"Bez Ciebie"
Wstaję.
Przygotowuję śniadanie.
Robię wszystko automatycznie, jak gdybym została zaprogramowana na przetrwanie najbliższych kilku minut.
Jem, ale nie czuję smaku jedzenia.
Już od pewnego czasu wszystko jest jakieś takie, byle jakie.
Ciężkie do określenia.
Nijakie.
Jedyne co potrafię czuć jasno i wyraźnie to ból, pustka i samotność.
Będąc w tłumie ludzi nie czuję się sama ale samotna.
Samotna.
Tylko dlatego, że wiem, że nie zobaczę Cię u mojego boku już nigdy.
Ta perspektywa rozdziera moje serce na miliony kawałków.
Jak mantrę powtarzam sobie, że będzie dobrze.

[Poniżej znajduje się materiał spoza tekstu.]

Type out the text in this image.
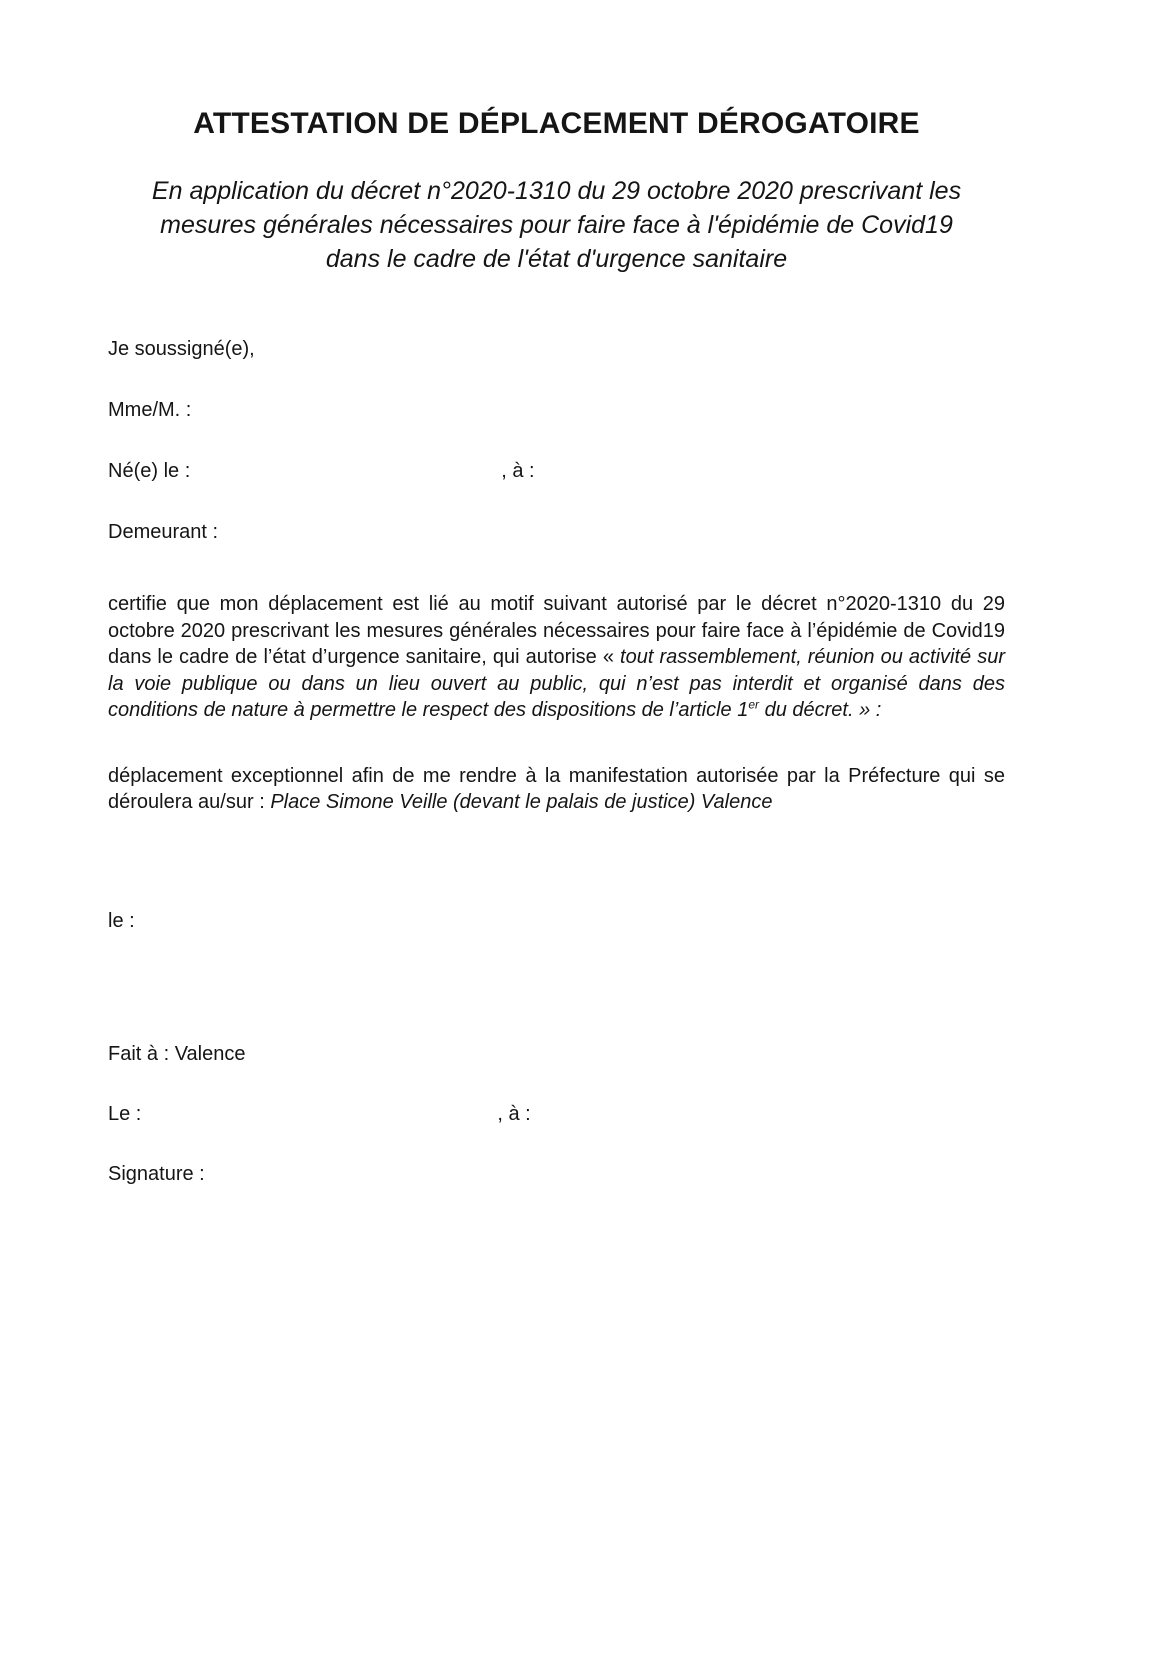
ATTESTATION DE DÉPLACEMENT DÉROGATOIRE
En application du décret n°2020-1310 du 29 octobre 2020 prescrivant les
mesures générales nécessaires pour faire face à l'épidémie de Covid19
dans le cadre de l'état d'urgence sanitaire

Je soussigné(e),

Mme/M. :

Né(e) le :	, à :

Demeurant :

certifie que mon déplacement est lié au motif suivant autorisé par le décret n°2020-1310 du 29 octobre 2020 prescrivant les mesures générales nécessaires pour faire face à l’épidémie de Covid19 dans le cadre de l’état d’urgence sanitaire, qui autorise « tout rassemblement, réunion ou activité sur la voie publique ou dans un lieu ouvert au public, qui n’est pas interdit et organisé dans des conditions de nature à permettre le respect des dispositions de l’article 1er du décret. » :

déplacement exceptionnel afin de me rendre à la manifestation autorisée par la Préfecture qui se déroulera au/sur : Place Simone Veille (devant le palais de justice) Valence

le :

Fait à : Valence

Le :	, à :

Signature :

Wiem jednak, że oszukuję samą siebie.
Przez pewne okresy w swoim życiu człowiek musi przejść sam.
Przeżyć je, zaakceptować, przemyśleć, wyciągnąć wnioski i wrócić.
Po pewnym czasie jedzenie znowu nabierze smaku i wyrazu.
Z czasem nauczę się przecież, że można jakoś żyć bez Ciebie.
Jakoś.
Tylko czasami, kiedy będę czuć zapach świeżo zmielonej kawy, przypomnisz mi się na krótki ułamek sekundy.
Będziesz siedzieć na swoim ulubionym miejscu i patrzeć na mnie.
Łza zatańczy na moim policzku.
Ale przecież kiedyś, jakoś, może w końcu nauczę się żyć bez Ciebie.